Call moved his leg experimentally, within the mud cast. It didn’t really hurt anymore. “I feel like a moron.”
“It wasn’t your fault,” Aaron said at the same time that Tamara said, “Well, you should.”
They looked at each other, and then at Call.
“Sorry, Call, but it wasn’t your best idea,” Tamara said. “And you totally stole Celia’s log. Not that she won’t liiiiiike you anyway.”
“What? She doesn’t,” Call protested, horrified.
“Does, too.” Tamara grinned. “You could hit her on the head with a log and she’d still be all Call, you’re so good at this magic stuff.” She looked over at Aaron, who had an expression on his face that told Call he agreed with Tamara and thought it was hilarious.
“Anyway,” Tamara said, “we just don’t want you to get crushed under a log. We need you.”
“That’s right,” Aaron agreed. “You’re my counterweight, remember?”
“Only because he volunteered first,” Tamara said. “You should have held auditions.” Call had been worried that Tamara might be jealous when she found out Aaron had picked Call as his counterweight, but mostly she just seemed to think that, as much as she liked Call, Aaron could probably have aimed higher. “I bet Alex Strike is still available. He’s cute, too.”
“Whatever,” said Aaron, rolling his eyes. “I didn’t want Alex. I wanted Call.”
“I know,” Tamara said. “He’ll be good at it,” she added unexpectedly, and Call flashed them a grateful smile. Even flat on his back with his leg wrapped in mud, it felt good to have friends.
“And here I was worried you were going to forget about Havoc,” Call said.
“No chance of that,” said Aaron cheerfully. “He ate Tamara’s boots.”
“My favorite boots.” Tamara swatted lightly at Havoc, who dodged away, scooted toward the door, and looked pitifully back at Call in the bed. A small whine rose from his throat.
“I think he wants to go for his walk now,” Call said.
“I’ll take him.” Aaron jogged over to the door and looped the free end of the rope around his wrist. “No one’s in the corridors right now because it’s dinnertime. I’ll be right back.”
“If you get caught, we’ll pretend we don’t know you!” Tamara called good-naturedly as the door swung shut behind him.
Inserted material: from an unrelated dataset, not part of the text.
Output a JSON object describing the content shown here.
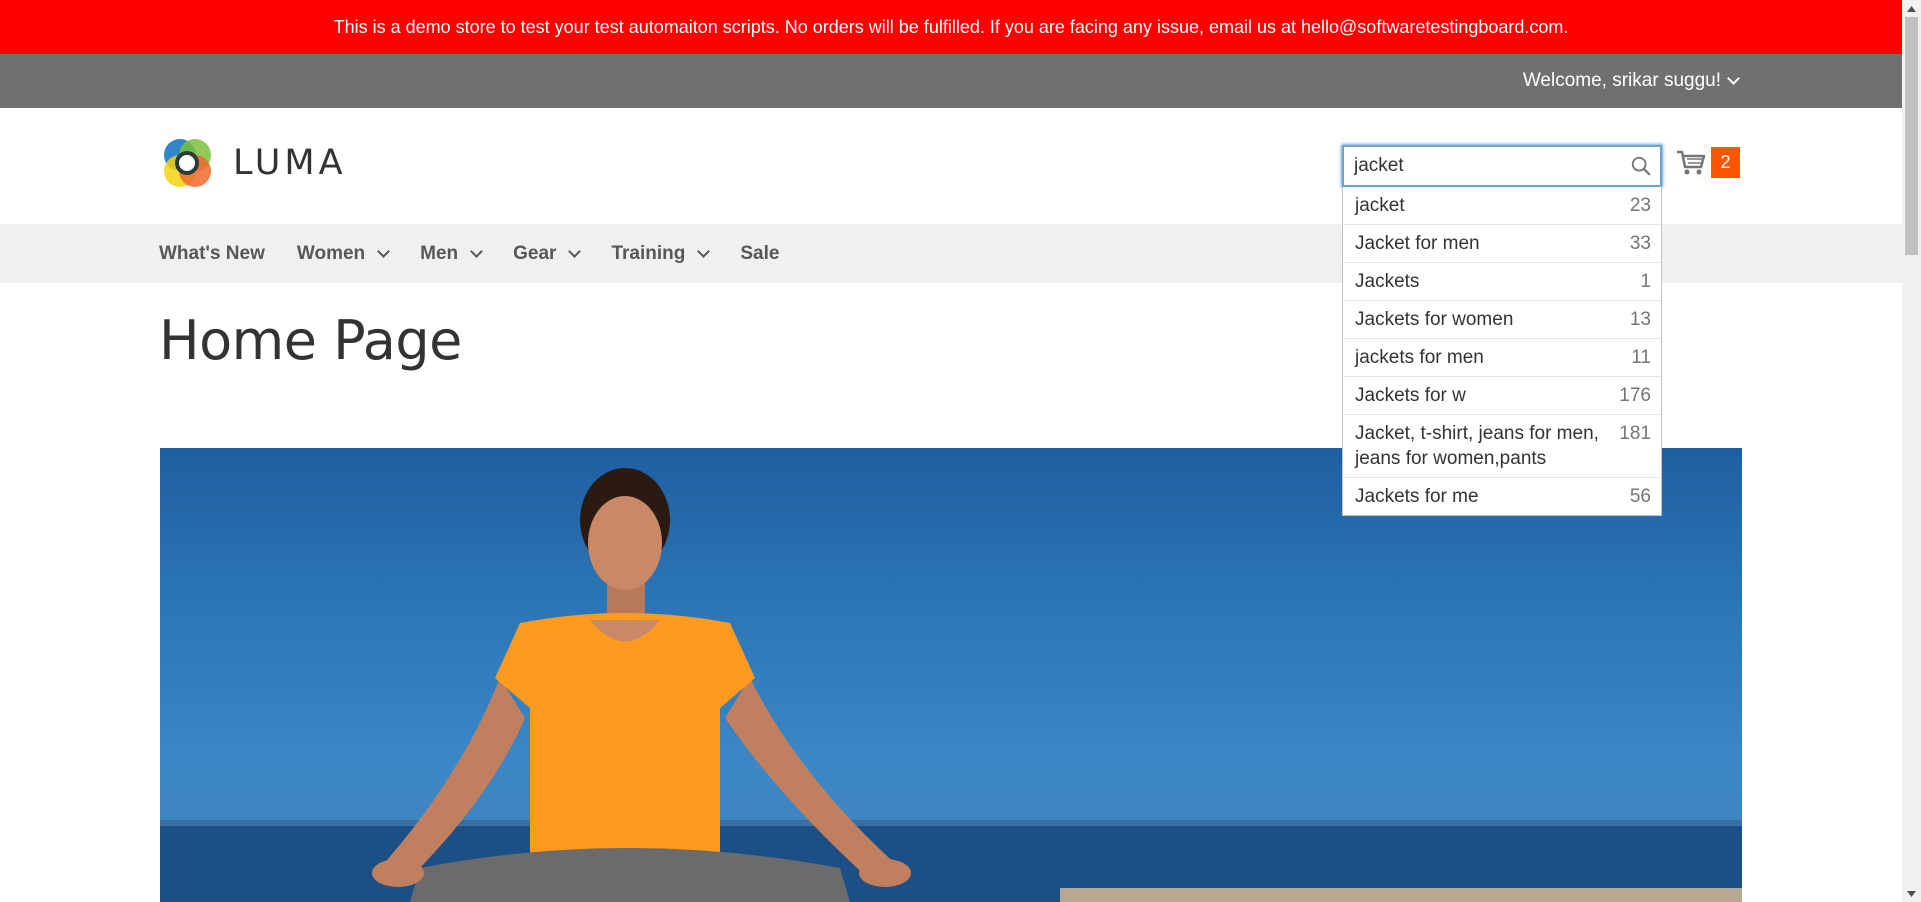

She reached for the plate on Call’s nightstand and yanked off the napkin. “Yummy lichen,” she said, balancing the plate on Call’s stomach. “Your favorite kind.”
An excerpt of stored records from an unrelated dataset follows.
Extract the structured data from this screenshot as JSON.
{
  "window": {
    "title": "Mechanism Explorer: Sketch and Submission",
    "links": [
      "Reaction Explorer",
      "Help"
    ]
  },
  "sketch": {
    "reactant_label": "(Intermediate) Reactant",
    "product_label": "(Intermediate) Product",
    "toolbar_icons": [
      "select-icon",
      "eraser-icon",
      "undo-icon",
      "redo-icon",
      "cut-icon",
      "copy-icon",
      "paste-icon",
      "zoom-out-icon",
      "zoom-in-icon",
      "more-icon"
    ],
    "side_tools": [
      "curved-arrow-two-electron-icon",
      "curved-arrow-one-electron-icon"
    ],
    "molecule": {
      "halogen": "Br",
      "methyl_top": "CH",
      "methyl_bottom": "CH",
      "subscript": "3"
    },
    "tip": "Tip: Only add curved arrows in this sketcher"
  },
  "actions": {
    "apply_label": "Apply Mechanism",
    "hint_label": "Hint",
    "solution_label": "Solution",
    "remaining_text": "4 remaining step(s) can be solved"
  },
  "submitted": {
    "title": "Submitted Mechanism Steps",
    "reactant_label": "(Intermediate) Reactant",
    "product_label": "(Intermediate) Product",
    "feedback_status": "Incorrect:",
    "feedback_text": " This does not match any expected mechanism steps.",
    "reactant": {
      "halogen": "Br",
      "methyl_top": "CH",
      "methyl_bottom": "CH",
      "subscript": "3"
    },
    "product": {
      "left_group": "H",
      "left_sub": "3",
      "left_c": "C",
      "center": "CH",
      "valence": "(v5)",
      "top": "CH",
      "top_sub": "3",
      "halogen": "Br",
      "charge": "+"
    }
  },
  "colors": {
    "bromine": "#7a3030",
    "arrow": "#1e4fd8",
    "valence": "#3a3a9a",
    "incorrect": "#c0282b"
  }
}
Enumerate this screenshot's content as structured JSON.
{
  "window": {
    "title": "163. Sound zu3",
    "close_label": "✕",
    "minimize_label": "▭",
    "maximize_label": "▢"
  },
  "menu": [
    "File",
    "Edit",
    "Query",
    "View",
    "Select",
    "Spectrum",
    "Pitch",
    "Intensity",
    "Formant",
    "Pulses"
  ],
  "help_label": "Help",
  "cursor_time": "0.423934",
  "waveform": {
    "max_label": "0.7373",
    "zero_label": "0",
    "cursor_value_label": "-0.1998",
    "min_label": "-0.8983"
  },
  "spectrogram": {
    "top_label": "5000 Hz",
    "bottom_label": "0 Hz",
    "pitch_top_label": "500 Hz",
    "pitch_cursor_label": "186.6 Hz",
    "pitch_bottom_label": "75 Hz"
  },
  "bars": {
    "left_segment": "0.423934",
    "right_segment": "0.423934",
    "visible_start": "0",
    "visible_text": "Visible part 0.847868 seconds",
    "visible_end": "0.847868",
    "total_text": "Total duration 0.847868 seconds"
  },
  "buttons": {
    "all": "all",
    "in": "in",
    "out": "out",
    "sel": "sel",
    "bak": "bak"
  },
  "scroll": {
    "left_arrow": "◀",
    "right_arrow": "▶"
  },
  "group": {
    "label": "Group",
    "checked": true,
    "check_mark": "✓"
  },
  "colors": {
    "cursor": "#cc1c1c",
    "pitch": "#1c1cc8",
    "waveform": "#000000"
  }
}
Call picked up a dried vegetable chip and bit into it thoughtfully. “I wonder if we’re going to all be so used to lichen that when we get back home, we won’t want pizza or ice cream. I’ll wind up in the woods, eating moss.”
“Everyone in your town will think you’re crazy.”
“Everyone in my town already thinks I’m crazy.”
Tamara pulled one of her braids around and fingered the end of it thoughtfully. “Are you going to be okay going home for the summer?”
Call looked up from his lichen. “What do you mean?”
“Your father,” she said. “He hates the Magisterium so much, but you — you don’t. At least I don’t think you do. And you’re going to come back next year. Isn’t that exactly what he didn’t want?”
Call didn’t say anything.
“You are coming back next year, aren’t you?” She leaned forward, worried. “Call?”
“I want to,” he burst out. “I want to, but I’m afraid he won’t let me. And maybe there’s a reason he won’t — but I don’t want to know it. If there’s something wrong with me, I want Alastair to keep it to himself.”
“There’s nothing wrong with you except that you broke your leg,” said Tamara, but she still looked anxious.